Chávez’s goal: Media hegemony

By Carlos Lauria >
Miami Herald
August 3, 2007

Venezuelan officials’ increasing intolerance of free speech and press criticism reached a new low this week. A group of cable-television channels narrowly escaped being taken off the air, and President Hugo Chávez declared during his six-hour long weekly television and radio address that foreigners who criticize him or his administration while visiting the country will be expelled from Venezuela. Though analysts believe this is just another example of the president’s inflamed rhetoric that won’t result in any concrete actions, Chávez has ordered high-ranking officials to scrutinize statements made by foreign dignitaries and deport any outspoken critics while carrying out a deliberate strategy to control Venezuela’s media. >

The president’s order came at a time when Venezuelan authorities are studying a proposal by Minister of Communication and Information William Lara to amend the 2004 Law of Social Responsibility in Radio and Television and force all cable and satellite television stations operating in the country to carry Chávez’s simultaneous radio and television broadcasts live.

Though Minister of Telecommunications Jesse Chacón seemed reluctant to support such a bizarre idea, Lara’s initiative will be evaluated by administration officials, the minister said. Meanwhile, the government’s decision to ask cable and satellite providers to remove RCTV’s new signal from their programming is widely perceived as a further attempt to silence the main critical media outlet. RCTV, Venezuela’s oldest private television station, was taken off the public airwaves on May 27 after the government decided not to renew its broadcast concession.

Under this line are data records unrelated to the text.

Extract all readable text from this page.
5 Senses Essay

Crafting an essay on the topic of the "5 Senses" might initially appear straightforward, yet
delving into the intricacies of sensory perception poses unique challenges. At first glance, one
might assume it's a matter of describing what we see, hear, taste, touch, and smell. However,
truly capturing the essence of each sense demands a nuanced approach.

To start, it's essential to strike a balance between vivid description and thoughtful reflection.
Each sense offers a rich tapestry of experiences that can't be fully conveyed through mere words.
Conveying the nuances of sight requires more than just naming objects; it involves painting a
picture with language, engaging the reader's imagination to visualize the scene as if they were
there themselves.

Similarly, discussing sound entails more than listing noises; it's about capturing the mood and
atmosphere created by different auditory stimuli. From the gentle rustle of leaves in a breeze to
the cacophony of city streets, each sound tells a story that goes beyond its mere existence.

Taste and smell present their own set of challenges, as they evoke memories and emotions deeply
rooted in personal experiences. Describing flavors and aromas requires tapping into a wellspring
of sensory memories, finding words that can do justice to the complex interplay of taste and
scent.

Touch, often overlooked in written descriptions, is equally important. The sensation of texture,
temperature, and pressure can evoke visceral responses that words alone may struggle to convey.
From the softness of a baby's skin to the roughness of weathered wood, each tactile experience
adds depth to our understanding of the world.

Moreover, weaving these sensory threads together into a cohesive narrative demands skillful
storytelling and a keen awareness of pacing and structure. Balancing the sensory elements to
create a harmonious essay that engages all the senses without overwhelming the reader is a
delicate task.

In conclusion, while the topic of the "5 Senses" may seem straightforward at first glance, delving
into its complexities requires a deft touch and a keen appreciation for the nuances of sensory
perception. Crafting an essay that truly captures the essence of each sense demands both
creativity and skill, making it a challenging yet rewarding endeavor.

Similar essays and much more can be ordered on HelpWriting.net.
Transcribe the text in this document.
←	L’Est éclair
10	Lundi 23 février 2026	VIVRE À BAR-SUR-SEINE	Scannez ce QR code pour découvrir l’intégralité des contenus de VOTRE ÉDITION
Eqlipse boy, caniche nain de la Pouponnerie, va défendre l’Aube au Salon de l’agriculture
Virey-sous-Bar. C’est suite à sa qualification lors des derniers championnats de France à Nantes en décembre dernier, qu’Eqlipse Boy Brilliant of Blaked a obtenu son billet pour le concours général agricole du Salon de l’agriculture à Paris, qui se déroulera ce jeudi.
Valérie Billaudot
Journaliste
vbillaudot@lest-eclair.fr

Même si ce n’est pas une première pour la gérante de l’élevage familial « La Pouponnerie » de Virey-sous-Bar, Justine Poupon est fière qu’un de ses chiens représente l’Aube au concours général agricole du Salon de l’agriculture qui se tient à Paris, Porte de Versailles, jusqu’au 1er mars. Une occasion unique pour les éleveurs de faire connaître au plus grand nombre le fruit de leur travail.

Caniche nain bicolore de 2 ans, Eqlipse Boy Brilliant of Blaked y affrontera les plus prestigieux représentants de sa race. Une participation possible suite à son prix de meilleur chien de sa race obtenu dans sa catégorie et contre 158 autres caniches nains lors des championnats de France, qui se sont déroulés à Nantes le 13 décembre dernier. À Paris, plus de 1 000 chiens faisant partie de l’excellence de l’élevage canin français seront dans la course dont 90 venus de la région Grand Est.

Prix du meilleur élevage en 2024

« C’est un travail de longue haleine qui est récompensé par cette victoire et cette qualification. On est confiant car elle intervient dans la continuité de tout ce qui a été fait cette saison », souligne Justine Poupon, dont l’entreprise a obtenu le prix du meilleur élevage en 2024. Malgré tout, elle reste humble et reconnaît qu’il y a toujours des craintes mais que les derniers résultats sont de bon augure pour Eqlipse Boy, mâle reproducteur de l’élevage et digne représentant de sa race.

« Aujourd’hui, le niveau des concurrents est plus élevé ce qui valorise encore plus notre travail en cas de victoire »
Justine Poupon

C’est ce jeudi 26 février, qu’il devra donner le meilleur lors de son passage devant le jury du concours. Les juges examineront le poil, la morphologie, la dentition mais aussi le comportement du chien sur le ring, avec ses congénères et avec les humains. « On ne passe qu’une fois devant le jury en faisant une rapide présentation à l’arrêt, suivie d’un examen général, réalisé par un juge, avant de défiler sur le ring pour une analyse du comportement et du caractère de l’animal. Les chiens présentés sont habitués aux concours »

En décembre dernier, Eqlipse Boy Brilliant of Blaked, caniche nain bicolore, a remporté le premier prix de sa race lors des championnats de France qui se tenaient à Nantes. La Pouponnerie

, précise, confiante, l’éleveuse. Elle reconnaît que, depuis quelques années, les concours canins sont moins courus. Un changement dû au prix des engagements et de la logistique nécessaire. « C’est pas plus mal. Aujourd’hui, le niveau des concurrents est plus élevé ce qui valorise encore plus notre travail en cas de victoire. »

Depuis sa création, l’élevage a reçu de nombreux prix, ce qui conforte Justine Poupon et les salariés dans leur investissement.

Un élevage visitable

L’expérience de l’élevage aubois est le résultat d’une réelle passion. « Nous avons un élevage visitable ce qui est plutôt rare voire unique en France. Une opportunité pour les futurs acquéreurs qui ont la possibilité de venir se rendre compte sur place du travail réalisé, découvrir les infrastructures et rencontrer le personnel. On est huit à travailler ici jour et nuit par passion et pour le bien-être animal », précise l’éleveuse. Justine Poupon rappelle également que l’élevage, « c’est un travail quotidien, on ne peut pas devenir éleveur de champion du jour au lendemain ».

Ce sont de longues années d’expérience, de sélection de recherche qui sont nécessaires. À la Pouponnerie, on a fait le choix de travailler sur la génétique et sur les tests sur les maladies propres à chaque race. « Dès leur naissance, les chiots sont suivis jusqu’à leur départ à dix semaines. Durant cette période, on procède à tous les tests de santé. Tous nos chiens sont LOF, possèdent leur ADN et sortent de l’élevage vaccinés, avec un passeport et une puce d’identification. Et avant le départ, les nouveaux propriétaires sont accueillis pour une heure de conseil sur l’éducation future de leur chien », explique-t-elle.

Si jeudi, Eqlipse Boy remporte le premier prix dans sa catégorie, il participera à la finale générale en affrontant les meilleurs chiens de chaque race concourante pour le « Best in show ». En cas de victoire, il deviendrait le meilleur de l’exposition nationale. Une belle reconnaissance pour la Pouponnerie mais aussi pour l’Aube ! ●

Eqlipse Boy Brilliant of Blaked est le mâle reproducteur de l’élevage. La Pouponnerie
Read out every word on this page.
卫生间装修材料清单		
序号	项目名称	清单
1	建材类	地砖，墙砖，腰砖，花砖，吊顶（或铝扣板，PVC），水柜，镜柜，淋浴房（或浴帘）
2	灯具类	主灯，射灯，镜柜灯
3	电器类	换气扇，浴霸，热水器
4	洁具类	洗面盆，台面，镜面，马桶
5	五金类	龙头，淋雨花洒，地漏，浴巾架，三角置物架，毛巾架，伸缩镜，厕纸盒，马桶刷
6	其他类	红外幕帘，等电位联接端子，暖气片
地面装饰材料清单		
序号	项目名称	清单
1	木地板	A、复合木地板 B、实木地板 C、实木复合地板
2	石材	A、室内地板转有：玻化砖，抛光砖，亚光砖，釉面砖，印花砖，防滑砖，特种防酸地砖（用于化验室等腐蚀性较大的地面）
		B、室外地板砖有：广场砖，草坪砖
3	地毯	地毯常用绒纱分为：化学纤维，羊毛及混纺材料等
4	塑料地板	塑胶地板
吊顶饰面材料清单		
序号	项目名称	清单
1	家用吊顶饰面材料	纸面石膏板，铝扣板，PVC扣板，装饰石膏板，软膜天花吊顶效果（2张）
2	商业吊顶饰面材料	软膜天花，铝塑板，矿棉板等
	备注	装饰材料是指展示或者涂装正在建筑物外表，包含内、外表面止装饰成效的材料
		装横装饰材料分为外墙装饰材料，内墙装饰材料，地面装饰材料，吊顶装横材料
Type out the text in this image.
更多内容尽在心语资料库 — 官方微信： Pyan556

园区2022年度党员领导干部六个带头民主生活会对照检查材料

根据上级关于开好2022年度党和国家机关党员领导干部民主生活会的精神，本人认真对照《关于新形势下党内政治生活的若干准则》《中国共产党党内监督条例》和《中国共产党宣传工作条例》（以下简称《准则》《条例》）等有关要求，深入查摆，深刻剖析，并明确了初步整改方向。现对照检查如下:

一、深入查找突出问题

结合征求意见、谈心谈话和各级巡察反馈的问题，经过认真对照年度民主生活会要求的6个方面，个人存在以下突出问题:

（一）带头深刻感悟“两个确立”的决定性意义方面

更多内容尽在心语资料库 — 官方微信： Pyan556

Authorities waited only a few days after RCTV International, RCTV’s new signal, began broadcasting on paid-subscription television on July 16 to go after them. In what has become a pattern of continuous retaliation, the government said RCTV must register as a national channel before the National Telecommunications Commission to comply with the social-responsibility law.

As it did when it first took RCTV off the air, the Chávez administration is once again acting arbitrarily, and with political intent. The plan to force cable and satellite stations to carry the president’s speeches is a clear attempt to control the flow of information and follows a premeditated strategy to build a state communication hegemony.

The plan was activated soon after the 2002 coup against Chávez, when the Venezuelan government realized that the state communication apparatus was powerless to influence the supremacy of private-media monopolies. Since then, the administration has invested heavily in public funds to boost the size of the government’s media portfolio. It has also filled positions with activists and supporters in order to manipulate content and guarantee uncritical coverage.

Since 2003, the Venezuelan administration has launched several television stations:

  • •” ViVe TV, a cultural and educational television network with coverage throughout the country.
  • • ANTV, which broadcasts sessions of the National Assembly on the airwaves and on cable.
  • • Avila TV, a regional television station run by the city of Caracas.

Telesur, the 24-hour news channel launched in July 2005, is certainly Chávez’s most ambitious media project. In a move intended to expand the network’s reach beyond cable and satellite subscribers, Telesur purchased a Caracas-based broadcast television channel CMT, in December 2006.

The administration’s investment in state media was not only limited to national broadcast and cable outlets but also included the creation of a network of alternative and community media, including TV and radio stations. At the same time, the government has opened newspapers and websites to disseminate the official line and discredit critical journalists and media owners.

Though the media landscape has changed substantially since 2002, Chávez and officials in his administration still point out the concentration of media ownership in private hands. Most of them refuse to acknowledge that the government has been able to thwart private media’s control over the flow of information with significant spending in public funds. As expressed by Telesur President Andrés Izarra, one of the few officials who has spoken plainly on the official media policy, the goal of the Venezuelan government “is aimed at achieving the state’s communication and information hegemony.”

Carlos Lauría is Americas senior program coordinator at the Committee to Protect Journalists in New York.